The Federal Motor Carrier Safety Administration decided to take a step back from its pending electronic onboard recorder rules and begin a supplemental process to resolve legal and technical problems.

Officially this will be known as a Supplemental Notice of Proposed Rulemaking, but for simplicity call it EOBR3.

EOBR1 is the rule that would have required frequent hours of service violators to use EOBRs starting next July.
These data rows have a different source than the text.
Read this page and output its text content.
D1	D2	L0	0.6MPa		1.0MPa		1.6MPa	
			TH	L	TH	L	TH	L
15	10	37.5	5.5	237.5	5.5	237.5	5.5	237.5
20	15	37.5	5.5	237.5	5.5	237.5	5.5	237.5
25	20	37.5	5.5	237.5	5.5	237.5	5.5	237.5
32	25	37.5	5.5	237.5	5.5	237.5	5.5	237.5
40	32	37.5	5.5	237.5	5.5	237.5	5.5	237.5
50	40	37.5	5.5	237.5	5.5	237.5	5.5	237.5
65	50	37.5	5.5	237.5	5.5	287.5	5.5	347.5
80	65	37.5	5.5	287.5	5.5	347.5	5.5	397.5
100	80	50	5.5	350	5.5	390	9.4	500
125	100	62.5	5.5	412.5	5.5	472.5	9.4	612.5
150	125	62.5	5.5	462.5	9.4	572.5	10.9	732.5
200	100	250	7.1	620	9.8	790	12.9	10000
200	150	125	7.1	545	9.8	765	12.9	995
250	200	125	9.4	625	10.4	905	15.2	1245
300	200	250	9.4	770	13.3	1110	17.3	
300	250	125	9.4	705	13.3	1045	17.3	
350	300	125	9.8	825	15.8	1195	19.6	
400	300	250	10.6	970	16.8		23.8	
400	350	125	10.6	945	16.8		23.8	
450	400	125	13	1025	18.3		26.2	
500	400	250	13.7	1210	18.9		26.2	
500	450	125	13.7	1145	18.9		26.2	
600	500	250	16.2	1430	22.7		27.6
It also outlined the technical standards of the rule.

EOBR2, which is still in progress, proposes to expand EOBR1 to include practically all carriers, and is supposed to answer questions about the technical standards in EOBR1.

But last August, EOBR1 was thrown out by an appeals court, which agreed with the Owner-Operator Independent Drivers Association that rule failed to prevent the use of EOBRs to harass drivers, as is required by law.

And as the agency worked on EOBR2, it realized that there were technical issues in EOBR1 that still needed to be resolved.

So the agency now has decided that it needs to hold public listening sessions on the harassment issue and on the technical questions before proposing a revised rule. A schedule for the listening sessions will be available soon, the agency said in an announcement posted in yesterday's Federal Register.

In addition, the agency has asked the Motor Carrier Safety Advisory Committee to come up with recommendations on how to deal with the harassment question.

These recommendations will supplement the technical recommendations the committee made last month.